«Un pays ennemi»

6 Septembre 2007 Publié dans #Politique

 
Omar Bakri

«Un pays ennemi»


Fabrice de Pierrebourg
Le Journal de Montréal
04/09/2007 06h32 - Mise à jour 04/09/2007 11h45

Le célèbre prédicateur islamiste radical qui avait prévu les attentats de Londres avertit maintenant le Canada qu'il est devenu «l'ennemi des djihadistes» à cause de son action en Afghanistan et qu'il sera tôt ou tard frappé par Al-Qaeda.
 

Le cheikh salafiste Omar Bakri, figure emblématique du «Londonistan» et grand admirateur d'Oussama ben Laden, a reçu le représentant du Journal de Montréal dans sa «bibliothèque scientifique» à Tripoli, au nord du Liban, un secteur sous haute tension en raison des sanglants affrontements qui ont opposé jusqu'au week-end dernier l'armée libanaise et le groupe Fatah al-Islam, que l'on dit lié à Al- Qaeda.

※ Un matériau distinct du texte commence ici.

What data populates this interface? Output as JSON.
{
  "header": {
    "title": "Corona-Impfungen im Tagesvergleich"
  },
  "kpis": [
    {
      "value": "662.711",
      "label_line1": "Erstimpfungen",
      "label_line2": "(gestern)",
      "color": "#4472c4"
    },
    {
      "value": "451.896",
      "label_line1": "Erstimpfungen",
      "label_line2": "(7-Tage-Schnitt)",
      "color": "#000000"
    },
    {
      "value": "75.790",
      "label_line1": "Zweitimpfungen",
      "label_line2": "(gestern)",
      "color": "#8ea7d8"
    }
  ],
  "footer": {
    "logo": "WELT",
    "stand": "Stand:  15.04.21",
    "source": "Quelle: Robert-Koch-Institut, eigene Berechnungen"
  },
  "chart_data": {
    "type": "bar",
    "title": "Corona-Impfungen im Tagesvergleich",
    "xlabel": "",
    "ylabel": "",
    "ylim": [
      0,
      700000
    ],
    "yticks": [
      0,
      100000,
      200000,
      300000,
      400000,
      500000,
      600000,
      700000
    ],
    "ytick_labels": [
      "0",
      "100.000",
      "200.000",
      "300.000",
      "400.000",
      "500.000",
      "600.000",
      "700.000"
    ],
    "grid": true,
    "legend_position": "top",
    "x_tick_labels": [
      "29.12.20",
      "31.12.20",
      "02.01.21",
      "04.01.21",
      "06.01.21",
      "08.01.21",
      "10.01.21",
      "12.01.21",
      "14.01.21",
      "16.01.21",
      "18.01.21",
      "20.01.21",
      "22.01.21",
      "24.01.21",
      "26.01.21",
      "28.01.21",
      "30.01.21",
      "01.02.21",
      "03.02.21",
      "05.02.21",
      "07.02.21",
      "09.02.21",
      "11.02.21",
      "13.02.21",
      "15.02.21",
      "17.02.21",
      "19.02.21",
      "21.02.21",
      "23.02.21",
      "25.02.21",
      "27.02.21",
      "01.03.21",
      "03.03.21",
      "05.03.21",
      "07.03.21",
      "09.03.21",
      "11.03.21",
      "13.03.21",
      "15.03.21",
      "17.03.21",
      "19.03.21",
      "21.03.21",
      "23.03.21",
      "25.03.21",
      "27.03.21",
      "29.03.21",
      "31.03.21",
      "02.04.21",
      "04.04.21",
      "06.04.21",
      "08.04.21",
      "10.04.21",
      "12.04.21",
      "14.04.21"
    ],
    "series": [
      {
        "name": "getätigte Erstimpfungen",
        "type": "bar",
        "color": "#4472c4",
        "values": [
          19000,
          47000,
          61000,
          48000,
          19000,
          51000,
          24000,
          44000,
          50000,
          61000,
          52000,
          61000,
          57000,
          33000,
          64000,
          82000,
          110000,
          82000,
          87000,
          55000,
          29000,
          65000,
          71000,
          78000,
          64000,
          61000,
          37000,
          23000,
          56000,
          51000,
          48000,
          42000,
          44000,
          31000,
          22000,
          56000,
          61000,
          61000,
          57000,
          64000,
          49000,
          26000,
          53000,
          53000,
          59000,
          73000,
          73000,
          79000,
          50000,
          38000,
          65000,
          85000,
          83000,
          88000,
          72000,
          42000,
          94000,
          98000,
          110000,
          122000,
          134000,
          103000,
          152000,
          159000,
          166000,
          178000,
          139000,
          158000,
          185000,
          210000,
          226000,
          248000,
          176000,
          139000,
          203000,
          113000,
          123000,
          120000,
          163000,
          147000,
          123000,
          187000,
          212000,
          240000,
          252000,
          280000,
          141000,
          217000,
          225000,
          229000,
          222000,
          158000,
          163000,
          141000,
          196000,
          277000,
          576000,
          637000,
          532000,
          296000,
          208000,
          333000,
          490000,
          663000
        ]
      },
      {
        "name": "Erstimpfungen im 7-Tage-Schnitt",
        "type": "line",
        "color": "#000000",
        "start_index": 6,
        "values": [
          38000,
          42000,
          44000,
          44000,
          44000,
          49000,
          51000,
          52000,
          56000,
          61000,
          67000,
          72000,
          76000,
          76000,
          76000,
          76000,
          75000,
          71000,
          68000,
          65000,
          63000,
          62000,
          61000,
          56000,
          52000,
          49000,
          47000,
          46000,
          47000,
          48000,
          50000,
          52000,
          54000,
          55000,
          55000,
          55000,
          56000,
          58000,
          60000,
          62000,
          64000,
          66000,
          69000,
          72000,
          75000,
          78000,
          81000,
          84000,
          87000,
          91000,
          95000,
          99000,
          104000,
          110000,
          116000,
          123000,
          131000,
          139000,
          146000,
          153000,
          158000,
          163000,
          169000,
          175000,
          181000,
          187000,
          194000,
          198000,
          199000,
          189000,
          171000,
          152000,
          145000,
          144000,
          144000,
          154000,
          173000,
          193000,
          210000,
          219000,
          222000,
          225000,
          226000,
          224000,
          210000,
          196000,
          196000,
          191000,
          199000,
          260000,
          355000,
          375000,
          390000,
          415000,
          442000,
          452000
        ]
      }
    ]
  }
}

Omar Bakri Muhammad, alias «OBM», se définit comme un prêcheur radical qui a toujours évolué dans le «cadre de la liberté d'expression », mais pas un combattant.

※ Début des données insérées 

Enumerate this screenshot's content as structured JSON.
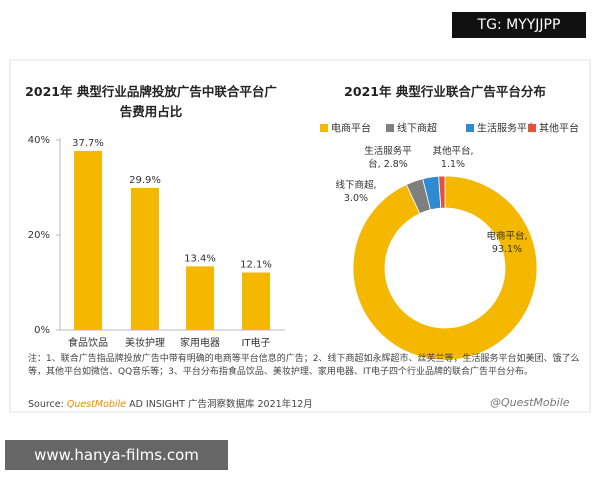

Fidèle à sa réputation sulfureuse, il n'a pas mâché ses mots envers le Canada au cours de cette longue entrevue:

«Celui qui s'aligne avec les États- Unis dans ce qu'ils qualifient de guerre au terrorisme, dit-il, implique son peuple dans un affrontement, dans un djihad avec les groupes salafis et radicaux partout au monde. [...] Le Canada, jusque-là connu comme pacifiste et ami, est désormais perçu par un certain nombre de musulmans et de djihadistes comme un pays ennemi.»

Canadiens naïfs

Prenant pour exemple la «déroute» de l'armée américaine en Irak, il conseille au Canada de quitter l'Afghanistan.

«Vos soldats combattent pour une mauvaise cause», affirme-t-il. Et d'ajouter:

«Est-ce qu'il y a des troupes afghanes au Canada? Est-ce que Al-Qaeda a des troupes au Canada? Pourquoi alors le Canada envoie-t-il des troupes en Afghanistan?»

Le cheikh Bakri considère aussi que les Canadiens qui ignorent les menaces proférées depuis 2002 par Oussama ben Laden à l'encontre du Canada sont des naïfs:

«Les Espagnols répétaient les mêmes propos avant d'être frappés. Je vous mets en garde. Je prends sérieusement en considération les menaces d'Al-Qaeda [qui] a une réputation dans la campagne contre les croisades mondiales. Elle travaille sur du long terme. C'est un ennemi qui te voit mais que tu ne vois pas.»

D'une façon générale, OBM considère que la promulgation de lois antiterroristes, l'arrestation de musulmans ou l'engagement aux côtés des États-Unis équivaut à une «rupture du pacte de sécurité» tacite.

Un autre 11 septembre

Pour éviter que «le sang coule», parce qu'un autre 11 septembre est inévitable selon lui, le cheikh Bakri invite l'Occident à «dialoguer» avec Al-Qaeda.

«Ben Laden l'a proposé à plusieurs reprises. Vous avez dialogué avec Nelson Mandela, l'IRA, l'OLP, etc., que vous considériez pourtant comme des terroristes.»

Que peut-on négocier avec Al-Qaeda?

«Retirez vos troupes des terres musulmanes, Irak et Afghanistan, et retirez vos bases d'Arabie saoudite.»

Il n'en revient pas non plus que Stephen Harper ait affirmé en juillet 2006, lors de la guerre du Liban, qu'«Israël a le droit de se défendre».

«Que l'occupant a le droit de soutenir son occupation, mais que l'occupé n'a pas le droit de se défendre. Quelle est votre logique?»

Avant de conclure l'entrevue, Omar Bacri insiste une dernière fois: "Reconsidérez votre coopération avec les États-Unis. Il n'est jamais trop tard pour empêcher que le sang coule.